What this means for website owners

Websites that deliver a smooth and frictionless user experience are typically rewarded by better engagement, higher conversion rates and greater customer satisfaction. So there are already plenty of good reasons why it is important for website owners to care about page experience. Now, with it becoming a factor in terms of organic search performance, this should simply be considered an additional lever when talking to clients about improving site performance.

Often, however, the development work required to improve CWV involves rebuilding elements of the CMS, reconfiguring page templates, or adjusting how and where certain scripts are used. This sort of work rarely happens in a vacuum, as it often also affects other website functionality, the responsibility for which can span multiple departments.

So it is important that both clients and developers get buy-in for improving CWV, and that as SEOs, we work alongside developers to understand the feasibility, impact and priority of potential optimizations. 

Later on in this post we will cover communication, but I also want to mention it up-front as it needs to be a core consideration in how performance recommendations are handled.

What are Web Vitals?

As users, we all know what a good page load experience feels like. Perhaps more pertinently, we all know what a bad experience feels like too. But 'a good experience' is hard to measure in a repeatable and consistent manner.

It is this problem that Google have tried to solve with the Web Vitals initiative. Web Vitals are a set of metrics developed by Google to help measure the quality of user experience. There are more Web Vitals metrics other than the 'Core' ones listed below, and we'll explore them in further depth later on.

What are Core Web Vitals?

Core Web Vitals are a subset of these Web Vitals metrics, and they currently focus on three aspects of the user experience - loading, interactivity and visual stability.

Core Web Vitals

  • Largest Contentful Paint (LCP) - this measures the time it takes for the largest image or text block to be visible. It is meant to represent how long it takes for the user to feel like the page content has loaded.
  • First Input Delay (FID) - this measures the time it takes for the page to react following a user interaction (e.g. tap on a button). It is meant to represent how long it takes for the user to feel like the page is responsive. 
  • Cumulative Layout Shift (CLS) - this measures the amount of movement in visual elements as they are rendered. It is meant to represent how much it feels that the page layout moves around as it is loading.
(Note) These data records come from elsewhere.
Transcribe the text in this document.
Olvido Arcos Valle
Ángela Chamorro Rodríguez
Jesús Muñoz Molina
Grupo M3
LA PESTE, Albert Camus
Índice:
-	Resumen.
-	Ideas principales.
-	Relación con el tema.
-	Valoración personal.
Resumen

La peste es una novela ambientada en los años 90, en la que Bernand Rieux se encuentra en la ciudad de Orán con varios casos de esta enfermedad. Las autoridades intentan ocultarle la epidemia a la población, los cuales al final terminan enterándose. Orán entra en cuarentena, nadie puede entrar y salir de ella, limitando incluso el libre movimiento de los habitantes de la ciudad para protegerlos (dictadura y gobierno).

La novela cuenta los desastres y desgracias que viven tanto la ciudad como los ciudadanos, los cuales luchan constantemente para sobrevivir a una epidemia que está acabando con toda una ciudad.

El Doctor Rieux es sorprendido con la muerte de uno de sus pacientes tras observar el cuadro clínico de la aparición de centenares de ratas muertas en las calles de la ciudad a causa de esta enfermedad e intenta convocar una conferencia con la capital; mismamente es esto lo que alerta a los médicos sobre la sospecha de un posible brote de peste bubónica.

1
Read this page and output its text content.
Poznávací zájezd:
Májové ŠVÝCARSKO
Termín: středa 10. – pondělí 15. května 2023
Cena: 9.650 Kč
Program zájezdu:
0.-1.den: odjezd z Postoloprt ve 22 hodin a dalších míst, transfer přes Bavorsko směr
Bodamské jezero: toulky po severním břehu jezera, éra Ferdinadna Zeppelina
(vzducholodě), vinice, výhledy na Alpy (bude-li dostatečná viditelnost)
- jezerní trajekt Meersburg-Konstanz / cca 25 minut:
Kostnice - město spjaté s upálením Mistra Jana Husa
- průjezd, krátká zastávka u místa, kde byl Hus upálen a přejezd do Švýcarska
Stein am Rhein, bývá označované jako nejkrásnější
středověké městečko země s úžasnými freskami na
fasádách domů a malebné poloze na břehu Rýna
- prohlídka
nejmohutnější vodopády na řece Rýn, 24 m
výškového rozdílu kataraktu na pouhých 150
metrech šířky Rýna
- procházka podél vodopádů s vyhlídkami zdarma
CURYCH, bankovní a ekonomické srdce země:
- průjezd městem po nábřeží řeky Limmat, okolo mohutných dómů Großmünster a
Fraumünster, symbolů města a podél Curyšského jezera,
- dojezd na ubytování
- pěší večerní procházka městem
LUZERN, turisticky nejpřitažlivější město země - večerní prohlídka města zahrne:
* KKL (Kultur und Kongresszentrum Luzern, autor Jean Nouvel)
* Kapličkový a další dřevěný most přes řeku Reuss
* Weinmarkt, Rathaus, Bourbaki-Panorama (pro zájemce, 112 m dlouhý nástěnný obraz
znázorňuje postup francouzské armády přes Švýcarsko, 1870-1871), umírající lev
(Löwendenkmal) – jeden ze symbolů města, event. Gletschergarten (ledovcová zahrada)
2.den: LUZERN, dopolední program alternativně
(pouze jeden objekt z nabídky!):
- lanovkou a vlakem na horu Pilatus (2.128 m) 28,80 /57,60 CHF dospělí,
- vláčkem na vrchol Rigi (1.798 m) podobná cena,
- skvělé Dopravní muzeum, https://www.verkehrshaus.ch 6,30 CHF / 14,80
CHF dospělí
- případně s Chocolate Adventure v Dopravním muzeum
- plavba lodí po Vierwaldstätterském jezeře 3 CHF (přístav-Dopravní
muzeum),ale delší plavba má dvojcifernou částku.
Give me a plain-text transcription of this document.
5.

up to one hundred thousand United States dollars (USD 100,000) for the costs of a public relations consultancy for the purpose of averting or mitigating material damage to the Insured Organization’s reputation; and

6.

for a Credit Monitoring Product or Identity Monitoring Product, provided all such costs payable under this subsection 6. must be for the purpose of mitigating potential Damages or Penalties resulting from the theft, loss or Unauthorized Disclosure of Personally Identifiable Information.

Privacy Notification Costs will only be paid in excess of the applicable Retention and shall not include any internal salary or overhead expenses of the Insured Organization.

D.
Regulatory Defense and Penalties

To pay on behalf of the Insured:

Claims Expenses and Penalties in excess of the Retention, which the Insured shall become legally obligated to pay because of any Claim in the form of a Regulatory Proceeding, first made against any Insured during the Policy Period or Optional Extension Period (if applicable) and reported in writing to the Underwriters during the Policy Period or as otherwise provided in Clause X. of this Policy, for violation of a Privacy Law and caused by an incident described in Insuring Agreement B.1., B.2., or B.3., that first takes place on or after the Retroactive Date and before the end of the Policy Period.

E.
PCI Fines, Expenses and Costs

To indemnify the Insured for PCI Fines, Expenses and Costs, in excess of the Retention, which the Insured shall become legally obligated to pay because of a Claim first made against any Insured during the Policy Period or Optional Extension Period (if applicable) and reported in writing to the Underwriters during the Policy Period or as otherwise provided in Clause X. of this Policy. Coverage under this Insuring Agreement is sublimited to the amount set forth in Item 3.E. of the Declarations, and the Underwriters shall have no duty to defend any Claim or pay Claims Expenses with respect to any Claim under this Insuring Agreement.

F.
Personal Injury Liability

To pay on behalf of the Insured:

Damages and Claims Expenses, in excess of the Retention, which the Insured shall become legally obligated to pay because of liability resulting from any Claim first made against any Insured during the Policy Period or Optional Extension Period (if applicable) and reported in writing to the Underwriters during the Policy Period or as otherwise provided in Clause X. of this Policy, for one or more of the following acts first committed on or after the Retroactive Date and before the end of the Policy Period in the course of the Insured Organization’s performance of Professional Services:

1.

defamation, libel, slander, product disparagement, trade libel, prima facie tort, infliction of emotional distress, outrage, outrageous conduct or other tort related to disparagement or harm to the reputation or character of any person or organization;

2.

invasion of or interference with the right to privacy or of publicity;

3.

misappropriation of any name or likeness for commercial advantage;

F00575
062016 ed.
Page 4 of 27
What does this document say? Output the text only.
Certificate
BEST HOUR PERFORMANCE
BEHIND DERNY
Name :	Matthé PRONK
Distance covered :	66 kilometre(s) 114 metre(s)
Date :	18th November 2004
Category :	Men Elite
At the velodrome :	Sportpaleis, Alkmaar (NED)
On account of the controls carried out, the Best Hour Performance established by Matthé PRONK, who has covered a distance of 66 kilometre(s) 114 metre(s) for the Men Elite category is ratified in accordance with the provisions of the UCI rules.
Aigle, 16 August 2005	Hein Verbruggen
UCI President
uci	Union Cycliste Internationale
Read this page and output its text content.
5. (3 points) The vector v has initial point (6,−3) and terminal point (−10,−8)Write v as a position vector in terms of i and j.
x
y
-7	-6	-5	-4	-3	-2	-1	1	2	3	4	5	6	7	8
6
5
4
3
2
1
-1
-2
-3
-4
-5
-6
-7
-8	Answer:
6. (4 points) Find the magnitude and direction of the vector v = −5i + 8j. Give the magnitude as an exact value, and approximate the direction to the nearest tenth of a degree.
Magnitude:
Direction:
Notice that each of these metrics are designed to act as a way to measure what the page loading experience feels like to the user. The links above explain each of these metrics in more detail, so they are worth reviewing if you are unfamiliar with them.

Types of performance data

Web Vitals data is collected from Chrome as different parts of the loading experience complete. Essentially, the Chrome browser has an in-built timer which can be used to measure loading events. This is either data collected from real Chrome users as 'field data', or in an instance of Chrome designed to synthetically emulate a real user environment, which is known as 'lab data.'

Field data

Since 2017, Google have been collecting user experience data via installed instances of Chrome, building up a massive database of web page usage data called the Chrome User Experience Report (CrUX). The metrics they have collected have changed over time - and are now focused on the CWV - but Google have consistently sought to measure user experience with the most accurate methods available at the time.

CrUX measurements of CWV are known as 'field data', with the idea being that they are collected 'in the field', from real website visitors. This is valuable data because it reflects the range of different devices and connections, for example;

  • User A, browsing on a desktop computer, plugged directly into the router
  • User B, browsing on a Samsung Galaxy S21, on a 5G connection
  • User C, browsing on an iPhone 4, on a patchy 3G connection

Clearly, these three users would naturally have a different experience. Their values for the Core Web Vitals metrics - LCP, FID and CLS - could be very different, depending on the website.

Since Google Chrome is so widely used, Google can scale up this data collection to thousands of users, which gives them a wide enough distribution to make inferences about the experience for most users.

The data in the CrUX Report is a 28-day rolling average of aggregated metrics. This means that the data presented in the CrUX Report at any given time is actually data for the past 28 days aggregated together.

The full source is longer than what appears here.